Four patients who changed my life
In the early 1980s MD and I were laboring away in anonymity in our clinics in Little Rock, Arkansas. By that time I had gone through my thin-to fat-to thin again metamorphosis, and I was starting to treat patients for obesity. My own transformation had been fairly striking, a fact not lost on many of my overweight patients, a number of whom were seeking my professional advice on treating their own weight problems. I was still doing a fair amount of general primary care medicine, but more and more of my time was being diverted to helping people lose weight.
When I, myself, had gotten fat, I had tried a few diets that were then being extolled (including the Pritikin diet) and had experienced pretty much the same thing most people did with these diets: I lost a few pounds, drifted from the diet, and regained the lost weight plus a little. I then started thinking seriously about obesity as a medical problem, and, in an effort to learn all I could about it, I turned to the medical textbooks on my shelves. Unfortunately, none of them contained any information I found particularly enlightening. The texts went into great detail about the risks associated with obesity and the many diseases that it either caused or made worse, but, other than recommending caloric restriction, none really discussed the treatment. None really discussed (at least not to my satisfaction) what happens metabolically that makes people store excess fat.

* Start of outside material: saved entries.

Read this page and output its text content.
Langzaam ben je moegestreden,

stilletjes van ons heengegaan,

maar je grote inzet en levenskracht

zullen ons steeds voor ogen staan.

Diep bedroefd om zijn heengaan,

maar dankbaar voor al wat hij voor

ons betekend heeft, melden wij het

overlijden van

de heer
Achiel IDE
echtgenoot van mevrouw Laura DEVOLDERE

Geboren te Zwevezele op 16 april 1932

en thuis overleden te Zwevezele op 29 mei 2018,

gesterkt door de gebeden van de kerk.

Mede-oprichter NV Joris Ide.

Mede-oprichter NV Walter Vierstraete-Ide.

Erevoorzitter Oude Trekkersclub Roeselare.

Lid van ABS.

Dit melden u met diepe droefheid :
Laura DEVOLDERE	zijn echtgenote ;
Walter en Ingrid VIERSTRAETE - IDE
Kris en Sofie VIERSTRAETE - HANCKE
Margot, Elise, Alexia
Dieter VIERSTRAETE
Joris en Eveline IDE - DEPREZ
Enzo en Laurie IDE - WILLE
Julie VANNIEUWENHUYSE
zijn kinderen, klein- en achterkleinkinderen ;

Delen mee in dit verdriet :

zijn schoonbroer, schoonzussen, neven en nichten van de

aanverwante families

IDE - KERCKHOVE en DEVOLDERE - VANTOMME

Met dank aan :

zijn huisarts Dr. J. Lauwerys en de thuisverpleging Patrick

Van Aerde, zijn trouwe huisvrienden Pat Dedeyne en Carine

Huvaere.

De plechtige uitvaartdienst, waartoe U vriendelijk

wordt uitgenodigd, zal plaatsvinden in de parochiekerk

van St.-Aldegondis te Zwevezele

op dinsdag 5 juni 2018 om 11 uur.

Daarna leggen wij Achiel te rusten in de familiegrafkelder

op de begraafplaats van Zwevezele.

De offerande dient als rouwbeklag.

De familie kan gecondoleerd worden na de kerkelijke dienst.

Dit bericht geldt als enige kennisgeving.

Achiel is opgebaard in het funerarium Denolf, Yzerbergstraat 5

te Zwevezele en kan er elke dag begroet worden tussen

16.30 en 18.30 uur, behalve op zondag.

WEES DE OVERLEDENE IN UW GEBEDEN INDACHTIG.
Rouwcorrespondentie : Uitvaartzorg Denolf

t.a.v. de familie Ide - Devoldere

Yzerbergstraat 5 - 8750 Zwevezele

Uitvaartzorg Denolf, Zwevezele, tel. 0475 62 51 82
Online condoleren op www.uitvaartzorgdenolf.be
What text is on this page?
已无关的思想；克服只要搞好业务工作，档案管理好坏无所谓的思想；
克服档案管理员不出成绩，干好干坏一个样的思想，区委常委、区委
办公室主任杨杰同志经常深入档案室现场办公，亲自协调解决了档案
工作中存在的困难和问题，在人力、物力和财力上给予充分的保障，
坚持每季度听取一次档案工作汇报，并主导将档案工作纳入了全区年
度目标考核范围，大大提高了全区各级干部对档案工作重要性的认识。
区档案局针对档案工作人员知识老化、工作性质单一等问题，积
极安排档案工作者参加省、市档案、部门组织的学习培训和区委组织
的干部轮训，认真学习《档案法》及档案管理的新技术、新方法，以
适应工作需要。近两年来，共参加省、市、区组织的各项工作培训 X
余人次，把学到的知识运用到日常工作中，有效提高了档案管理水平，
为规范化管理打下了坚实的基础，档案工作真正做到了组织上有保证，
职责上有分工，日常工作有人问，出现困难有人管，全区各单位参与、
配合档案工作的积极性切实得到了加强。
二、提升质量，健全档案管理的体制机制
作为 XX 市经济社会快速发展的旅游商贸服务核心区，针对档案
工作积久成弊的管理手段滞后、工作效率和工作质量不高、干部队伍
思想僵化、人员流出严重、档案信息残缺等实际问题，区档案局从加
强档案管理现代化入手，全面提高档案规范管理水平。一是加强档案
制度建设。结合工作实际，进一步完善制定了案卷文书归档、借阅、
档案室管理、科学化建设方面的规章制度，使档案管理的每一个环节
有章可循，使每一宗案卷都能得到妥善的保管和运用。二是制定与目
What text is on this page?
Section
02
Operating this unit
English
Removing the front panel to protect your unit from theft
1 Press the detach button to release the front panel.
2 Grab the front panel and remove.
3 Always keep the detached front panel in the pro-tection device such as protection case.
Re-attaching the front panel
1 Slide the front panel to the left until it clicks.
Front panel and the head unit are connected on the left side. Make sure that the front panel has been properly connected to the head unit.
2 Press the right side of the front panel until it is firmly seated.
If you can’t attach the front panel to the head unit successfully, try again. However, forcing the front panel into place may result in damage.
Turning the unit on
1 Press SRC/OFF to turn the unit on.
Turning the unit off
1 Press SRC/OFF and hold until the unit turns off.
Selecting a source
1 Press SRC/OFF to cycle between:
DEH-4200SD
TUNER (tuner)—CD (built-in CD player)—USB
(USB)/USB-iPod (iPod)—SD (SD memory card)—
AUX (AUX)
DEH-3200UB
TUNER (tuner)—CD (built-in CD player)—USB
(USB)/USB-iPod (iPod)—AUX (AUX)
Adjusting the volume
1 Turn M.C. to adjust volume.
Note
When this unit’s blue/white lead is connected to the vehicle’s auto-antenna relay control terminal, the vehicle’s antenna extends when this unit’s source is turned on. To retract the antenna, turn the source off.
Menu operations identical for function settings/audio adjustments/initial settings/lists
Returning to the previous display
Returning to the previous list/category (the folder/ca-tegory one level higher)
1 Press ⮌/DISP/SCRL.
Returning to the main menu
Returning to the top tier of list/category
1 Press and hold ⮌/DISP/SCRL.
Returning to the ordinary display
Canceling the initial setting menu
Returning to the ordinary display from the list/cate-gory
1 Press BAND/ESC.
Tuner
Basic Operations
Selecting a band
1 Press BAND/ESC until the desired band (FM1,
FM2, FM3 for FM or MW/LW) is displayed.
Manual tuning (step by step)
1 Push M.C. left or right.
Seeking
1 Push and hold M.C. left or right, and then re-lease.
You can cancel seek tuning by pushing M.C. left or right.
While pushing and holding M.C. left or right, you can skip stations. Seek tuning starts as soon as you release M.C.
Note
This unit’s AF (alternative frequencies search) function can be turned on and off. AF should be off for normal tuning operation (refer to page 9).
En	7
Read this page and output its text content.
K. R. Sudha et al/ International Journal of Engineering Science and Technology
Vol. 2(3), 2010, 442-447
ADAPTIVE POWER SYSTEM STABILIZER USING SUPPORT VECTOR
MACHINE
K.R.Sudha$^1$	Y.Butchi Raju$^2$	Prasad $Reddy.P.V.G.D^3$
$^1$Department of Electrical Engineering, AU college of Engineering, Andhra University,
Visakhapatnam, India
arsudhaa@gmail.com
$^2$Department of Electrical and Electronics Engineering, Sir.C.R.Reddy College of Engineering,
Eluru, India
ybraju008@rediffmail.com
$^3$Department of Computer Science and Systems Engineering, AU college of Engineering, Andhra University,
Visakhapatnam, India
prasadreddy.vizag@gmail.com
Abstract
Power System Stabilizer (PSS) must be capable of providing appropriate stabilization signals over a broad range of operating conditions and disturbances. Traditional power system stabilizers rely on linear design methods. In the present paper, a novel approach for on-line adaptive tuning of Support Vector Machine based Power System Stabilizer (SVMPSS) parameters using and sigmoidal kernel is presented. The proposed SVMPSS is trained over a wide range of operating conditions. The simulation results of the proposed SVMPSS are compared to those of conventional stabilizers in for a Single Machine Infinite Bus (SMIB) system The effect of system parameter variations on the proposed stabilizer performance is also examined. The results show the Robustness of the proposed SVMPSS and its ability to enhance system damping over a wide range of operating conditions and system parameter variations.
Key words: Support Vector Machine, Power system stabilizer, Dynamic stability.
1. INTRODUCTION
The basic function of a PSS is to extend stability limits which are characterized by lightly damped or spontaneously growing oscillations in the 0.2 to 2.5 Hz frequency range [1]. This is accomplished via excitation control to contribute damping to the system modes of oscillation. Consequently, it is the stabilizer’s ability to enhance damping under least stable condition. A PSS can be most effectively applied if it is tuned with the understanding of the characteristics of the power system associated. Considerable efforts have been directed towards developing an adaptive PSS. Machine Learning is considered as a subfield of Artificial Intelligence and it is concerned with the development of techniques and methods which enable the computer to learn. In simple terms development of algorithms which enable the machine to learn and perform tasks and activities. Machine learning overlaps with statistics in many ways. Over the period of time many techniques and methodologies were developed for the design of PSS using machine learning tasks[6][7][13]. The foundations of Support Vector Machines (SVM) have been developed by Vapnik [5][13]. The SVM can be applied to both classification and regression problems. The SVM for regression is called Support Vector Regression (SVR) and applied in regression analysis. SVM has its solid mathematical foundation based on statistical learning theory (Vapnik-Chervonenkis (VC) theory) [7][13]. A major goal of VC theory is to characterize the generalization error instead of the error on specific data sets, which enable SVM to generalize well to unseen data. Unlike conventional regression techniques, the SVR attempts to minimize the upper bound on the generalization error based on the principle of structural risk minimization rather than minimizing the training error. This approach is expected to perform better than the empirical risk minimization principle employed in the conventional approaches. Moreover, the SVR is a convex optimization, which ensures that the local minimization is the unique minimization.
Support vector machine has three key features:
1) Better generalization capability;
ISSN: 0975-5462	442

I next turned to physiology texts, which didn’t help a lot, either. I then grabbed my old medical school biochemistry textbook (I hadn’t been out of med school all that long at the time, so it was fairly current) and struck gold. I started tracing out all the pathways for fat storage and noticed that in virtually every one insulin turned up somewhere. Then I started reading about all the pathways involving insulin and realized that excess insulin had to be the agent driving the storage of excess fat. I then went back to the physiology texts, reread them in light of my new found knowledge, and discovered that they reinforced what I had learned from the biochemistry text. I just hadn’t realized it, until I had made the insulin connection. (I drew out all the different pathways insulin worked through on piece of paper that we’ve saved, but I can’t lay my hands on it right now. If I find it, I’ll post it.)